On the 25th of November 2019 I was introduced, by my collaborator Tom, to a song called Two Ghosts. He played me the song, describing it as a perfect summary of our shared practice with references to tattoos, hearts, and domesticity, then asked me to guess who was singing it. I was shocked to find out it was Harry Styles. Harry Styles is cool now? A month later, I found myself with very little to do over Christmas and had listened to both of Harry's solo albums too many times, this is when I first properly got into Larry Stylinson and started shipping it HARD. I need to specify this for two reasons: firstly, so that I don't get attacked by Larries (those who ship Louis and Harry together) and secondly for context. It doesn't feel too outlandish to suggest that all shipping is to some extent a reflection of the shipper's desires. I am queer, so the idea of Louis and Harry being conventionally gay for each other is a nice idea to me, but that isn't a relationship that I want for myself or that I've ever experienced. As an aromantic person, it's taken me a long time to realise that I'm still capable of feeling intense love for another person, and before I realised I was aromantic, it took me a long time to realise that these intense feelings of love weren't romantic and didn't need to be expressed sexually. No one has ever told me that non-romantic love could be as intense and valuable as romantic love, I had to learn that on my own, and maybe Louis and Harry had to as well.

I would request that you read this essay less as an essay and more as a fan fiction. I will present you with evidence and arguments, but I also understand that I am mostly projecting my desires onto these two men, just like everyone else trying to prove the validity or invalidity of Larry. This essay is not intended to be a criticism of Larries or antis, I don't think I'm a Larrie anymore but I'm certainly not an anti either. Every proof video makes me less sure of their romantic and sexual relations, yet more sure of their unlabelable love. This essay will reference and unpack some popular Larry theories but maybe isn't even about Larry, it's perhaps more about Queer Domesticity, collaboration, and non-conventional expressions of love.
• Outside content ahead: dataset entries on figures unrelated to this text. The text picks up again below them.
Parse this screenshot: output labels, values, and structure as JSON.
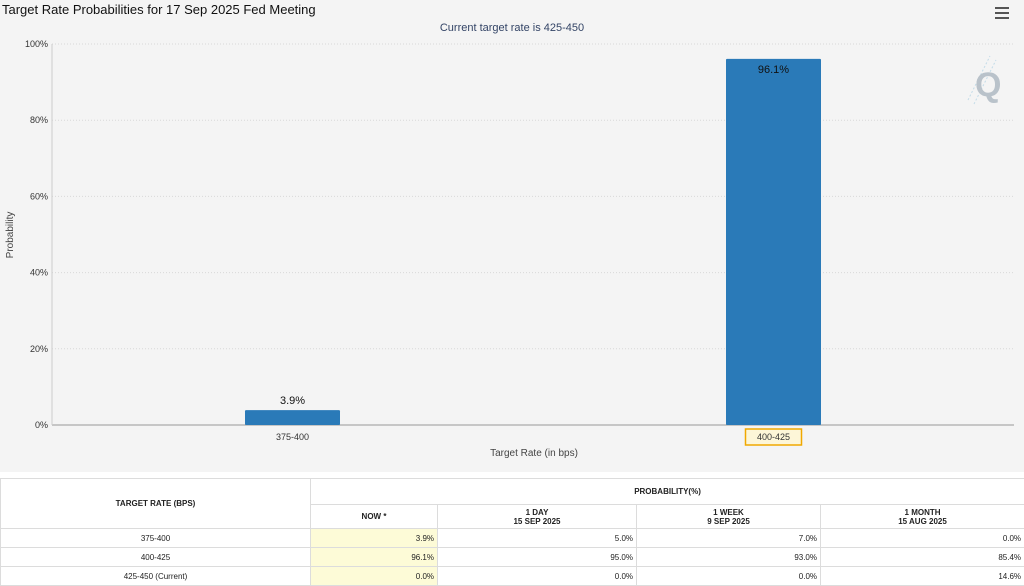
{
  "header": {
    "title": "Target Rate Probabilities for 17 Sep 2025 Fed Meeting",
    "subtitle": "Current target rate is 425-450",
    "menu_icon": "hamburger-menu-icon",
    "watermark_icon": "q-logo-icon"
  },
  "colors": {
    "bar": "#2a7ab8",
    "highlight_cell": "#fdfbd7",
    "selected_tick_border": "#f0a800"
  },
  "chart_data": {
    "type": "bar",
    "title": "Target Rate Probabilities for 17 Sep 2025 Fed Meeting",
    "subtitle": "Current target rate is 425-450",
    "xlabel": "Target Rate (in bps)",
    "ylabel": "Probability",
    "categories": [
      "375-400",
      "400-425"
    ],
    "values": [
      3.9,
      96.1
    ],
    "data_labels": [
      "3.9%",
      "96.1%"
    ],
    "ylim": [
      0,
      100
    ],
    "yticks": [
      "0%",
      "20%",
      "40%",
      "60%",
      "80%",
      "100%"
    ],
    "yticks_values": [
      0,
      20,
      40,
      60,
      80,
      100
    ],
    "highlighted_category": "400-425",
    "grid": true
  },
  "table": {
    "col_header": "TARGET RATE (BPS)",
    "group_header": "PROBABILITY(%)",
    "columns": [
      {
        "line1": "NOW *",
        "line2": ""
      },
      {
        "line1": "1 DAY",
        "line2": "15 SEP 2025"
      },
      {
        "line1": "1 WEEK",
        "line2": "9 SEP 2025"
      },
      {
        "line1": "1 MONTH",
        "line2": "15 AUG 2025"
      }
    ],
    "rows": [
      {
        "rate": "375-400",
        "values": [
          "3.9%",
          "5.0%",
          "7.0%",
          "0.0%"
        ]
      },
      {
        "rate": "400-425",
        "values": [
          "96.1%",
          "95.0%",
          "93.0%",
          "85.4%"
        ]
      },
      {
        "rate": "425-450 (Current)",
        "values": [
          "0.0%",
          "0.0%",
          "0.0%",
          "14.6%"
        ]
      }
    ]
  }
}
John Green, despite being part of one of my favourite non-romantic collaborative duos, is best known for his mildly cliched teen romance novels. A few weeks ago, I finally got round to reading his most recent book and was obsessed with the following quote: "It's a weird phrase in English, in love, like it's a sea you drown in or a town you live in. You don't get to be in anything else—in friendship or in anger or in hope. All you can be in is love." (Green, 2017). For a while I've wanted to write an essay about the intersections between fan art and collaboration, I'm yet to decide if I will ever write that essay or if I'm actually writing it right now. This essay that you're currently reading is perhaps more about my relationships with my collaborators, rather than about the logistics of our collaborative practices (if it is even possible to differentiate the two). What I love about this quote is that I simultaneously relate to it and strongly disagree with it. Whenever I read or hear or see anything that glorifies romantic love these days, I think about my collaborators. Collaboration feels like the closest I ever have or ever will be to that incredible, all-consuming feeling described in all the love songs, but I'm not in love, I'm in collaboration.